Ganz anders am Flughafen, wo sich lange Schlangen vor den Abfertigungsschaltern gebildet haben. Der AUA-Schalter ist ebenfalls belagert. Noch ist unklar, ob wir überhaupt in der richtigen Schlange stehen. Aber aus Wien haben wir die Info bekommen, dass unser Flieger von dort Richtung Marrakesch gestartet ist. Das gibt Anlass zur Hoffnung.

Nach gut zwei Stunden bangen Wartens haben wir unsere Boarding Pässe in der Hand, marschieren erleichtert Richtung Gate. Vorbei an Menschentrauben, die sich vor Flugschaltern drängen und teilweise lautstark diskutieren.

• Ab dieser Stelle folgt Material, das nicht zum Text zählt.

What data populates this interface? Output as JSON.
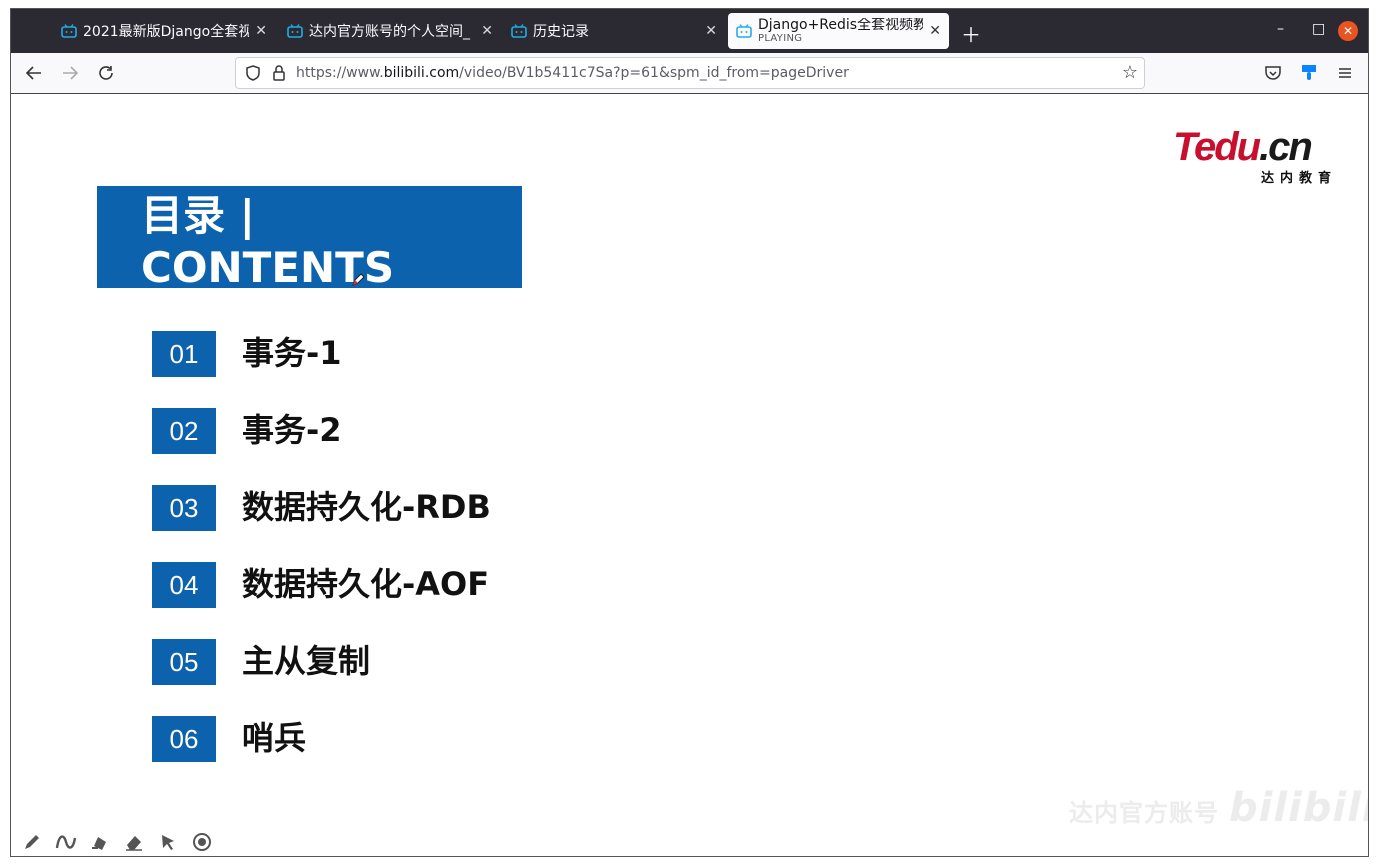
{
  "tabs": [
    {
      "title": "2021最新版Django全套视"
    },
    {
      "title": "达内官方账号的个人空间_"
    },
    {
      "title": "历史记录"
    },
    {
      "title": "Django+Redis全套视频教",
      "subtitle": "PLAYING",
      "active": true
    }
  ],
  "address_bar": {
    "url_prefix": "https://www.",
    "url_domain": "bilibili.com",
    "url_suffix": "/video/BV1b5411c7Sa?p=61&spm_id_from=pageDriver"
  },
  "slide": {
    "logo_text_main": "Tedu",
    "logo_text_suffix": ".cn",
    "logo_subtitle": "达内教育",
    "banner_title": "目录 | CONTENTS",
    "items": [
      {
        "num": "01",
        "label": "事务-1"
      },
      {
        "num": "02",
        "label": "事务-2"
      },
      {
        "num": "03",
        "label": "数据持久化-RDB"
      },
      {
        "num": "04",
        "label": "数据持久化-AOF"
      },
      {
        "num": "05",
        "label": "主从复制"
      },
      {
        "num": "06",
        "label": "哨兵"
      }
    ]
  },
  "watermark": {
    "text": "达内官方账号",
    "brand": "bilibili"
  },
  "colors": {
    "accent": "#0d62ad",
    "logo_red": "#c8102e",
    "tab_bg": "#2b2a33",
    "close_btn": "#e95420"
  }
}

Nach dem Trubel beim Einchecken erscheint die Abflughalle fast gespenstisch menschenleer. Wir können pünktlich boarden und sitzen schließlich in einem vollbepackten Flieger, in dem sogar die Notsitze des Flugpersonals mit Passagieren besetzt sind. Zwei junge Mädchen, die vor uns in der Schlange am Schalter standen, haben vor Erleichterung Tränen in den Augen, dass sie noch einen Platz ergattert haben. Auch wenn das heißt, dass sie fast den ganzen Flug stehen müssen.

Eine Stewardess erzählt uns, dass sich der Flugkapitän dafür stark gemacht hat, dass dieser Flug noch durchgeführt wird, um möglichst viele Österreicher zurück zu holen. Und dass sie auch nicht wissen, wie es nun weitergeht…

Ankunft in Wien, erleichterte bessere Hälften, die ihre Damen in Empfang nehmen. Ein bisschen verloren stehe ich vor der Gruppe, kämpfe gegen die aufsteigenden Tränen an, erlaube mir noch eine Umarmung zum Abschied – nicht wissend, wie lange der nun ausgerufene Lockdown dauern wird und wann ich wohl wieder einem anderen Menschen so nahe kommen werde.